MBO revitalises Zurich firm

10 March 2006

Zurich International Life (ZIL) is selling its Middle East brokerage business in a management buy-out (MBO). The brokerage's former managing director Mahmoud Nodjoumi will purchase the company and the sale is expected to be completed by the end of the third quarter. The new company is applying for a licence from the Economy & Planning Ministry. ZIL claims to be the leading life insurance provider in the UAE.
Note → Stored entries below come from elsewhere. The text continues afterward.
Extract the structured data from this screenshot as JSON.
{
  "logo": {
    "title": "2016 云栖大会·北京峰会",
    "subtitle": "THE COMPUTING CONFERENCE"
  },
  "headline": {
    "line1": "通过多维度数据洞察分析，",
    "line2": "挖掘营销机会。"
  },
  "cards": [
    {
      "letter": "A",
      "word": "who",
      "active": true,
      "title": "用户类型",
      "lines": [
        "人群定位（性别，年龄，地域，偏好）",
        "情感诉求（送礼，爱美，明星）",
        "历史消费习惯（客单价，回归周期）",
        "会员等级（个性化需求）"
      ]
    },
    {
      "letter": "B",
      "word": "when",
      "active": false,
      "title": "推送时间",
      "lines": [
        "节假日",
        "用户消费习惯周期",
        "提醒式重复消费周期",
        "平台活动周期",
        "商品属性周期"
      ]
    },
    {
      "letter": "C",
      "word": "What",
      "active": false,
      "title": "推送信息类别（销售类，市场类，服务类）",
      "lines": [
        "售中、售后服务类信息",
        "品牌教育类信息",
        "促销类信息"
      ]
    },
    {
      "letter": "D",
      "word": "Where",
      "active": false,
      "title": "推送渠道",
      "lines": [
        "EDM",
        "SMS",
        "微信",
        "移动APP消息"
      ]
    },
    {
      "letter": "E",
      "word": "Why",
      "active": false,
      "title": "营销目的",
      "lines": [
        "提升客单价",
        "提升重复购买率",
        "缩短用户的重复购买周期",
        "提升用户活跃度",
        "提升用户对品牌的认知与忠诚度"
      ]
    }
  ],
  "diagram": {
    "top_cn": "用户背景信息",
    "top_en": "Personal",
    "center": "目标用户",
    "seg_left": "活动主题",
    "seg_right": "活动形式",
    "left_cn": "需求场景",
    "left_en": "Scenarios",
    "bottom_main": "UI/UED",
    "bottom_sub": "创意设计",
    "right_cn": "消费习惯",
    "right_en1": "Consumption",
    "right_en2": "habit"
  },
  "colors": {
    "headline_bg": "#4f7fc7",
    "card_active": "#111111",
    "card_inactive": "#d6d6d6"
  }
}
ZIL, a wholly-owned subsidiary of Switzerland's Zurich Financial Services Group, will continue to manufacture and manage product distribution from the Dubai International Financial Centre (DIFC). 'This is an MBO of the sales force,' says ZIL chief executive officer Martin Davis. 'We're focusing our efforts on building an administration and operations centre in the DIFC to service anywhere in the world. The DIFC will be our second global hub.' ZIL is headquartered in the Isle of Man.

The new company will inherit ZIL's offices in the UAE and Bahrain and its 265 staff. It will be an independent distributor of family and personal insurance, including takaful products. 'The market is really untapped,' says Nodjoumi. 'The Middle East market is worth $5,300 million and accounts for only 1 per cent of global insurance premiums. Premium projections for the Middle East are expected to go up $44,000 million in the next seven years.' The UAE accounts for $971 million of the current insurance market.

'Projections for the growth of the expatriate community [in the UAE] and for wealth are great. These people will require insurance,' says Davies.